The experienced flanker was involved in a 10th-minute incident in which he threw himself in Murray's direction as the 27-year-old got a box-kick away, colliding with his standing leg after the ball had left his boot.
Although there were a number of New Zealanders who came through on Murray, that incident is understood to have been the one that prompted Warren Gatland to go public in the belief that the tackling put his player in danger.
Kaino was not penalised at the time of the incident, nor was he cited for any offence.
At 34, Kaino is one of the most experienced members of the All Black squad.
A double World Cup winner, he is fully aware of the charges laid at his feet after fans got in touch with him directly on social media, and he decided to confront the issue head-on.
"I think what is at question here is my intent and what kind of player I am, and all I can say is that I never go into a game thinking that I am going to target someone and intentionally hurt them. I just wanted to clear that up," he said.
"It is never our intention to go out and intentionally injure someone outside the laws.
"We play hard and we play fair. That incident was a one-off. It is never our intention to go out and try and single anyone out.
"It was more (about) timing. He is very quick getting the ball to foot, and there was a bit of timing there.
"But what has been said out there about malice and intention to hurt someone, that is never the case. It wasn't my intention to hurt anyone and to play outside the rules. I wasn't cited. I don't think I should have been.
"I've seen it reviewing the game and it has popped up on my Twitter feed about a million times, so it is a bit hard to avoid it," he added.
"It is never nice when you have things done to you outside the laws, and the way we do things, it's within the spirit of the game.
"I didn't go in to tackle him. I rolled into his leg. What I was trying to do, his swinging foot - if you can disrupt that - it's like an ankle-tap, so you disrupt the kick. My timing was off, and I rolled into his planted foot, and that's what I believed happened."
Kaino does not feel the furore around the incident will affect him ahead of Saturday's second Test.
"It is a different game now, and a different world with social media added into it. But you learn how to block things out, and you have great people around you that you get good advice from.

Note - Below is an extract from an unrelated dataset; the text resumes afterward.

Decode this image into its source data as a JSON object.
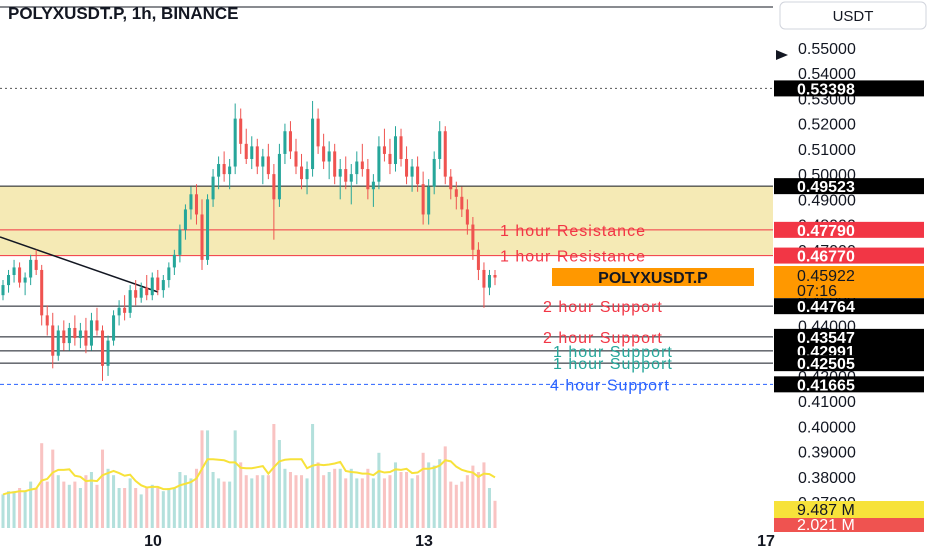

"You have a glance at it, but it doesn't affect me too much.
"We haven't really focused too much on what the coaches say between each other. Our focus for our team is how we can get better for next weekend and get the win.
"Whatever is said out there in the media world doesn't really affect us too much, and it shouldn't."
Kaino says the All Blacks' focus is on improving their performance in order to secure the series victory at the Westpac Stadium on Saturday.
And he said he'll think twice about the way he goes about trying to get at the No.9 this weekend given the additional focus.
"We need to make sure we are on the right side of the law when we do things, and I thought I was there," he said.
"Individually a lot of us weren't too happy with our performances, and focusing on other comments is not going to fix individual performances. I don't think it bothers us too much what is going on outside."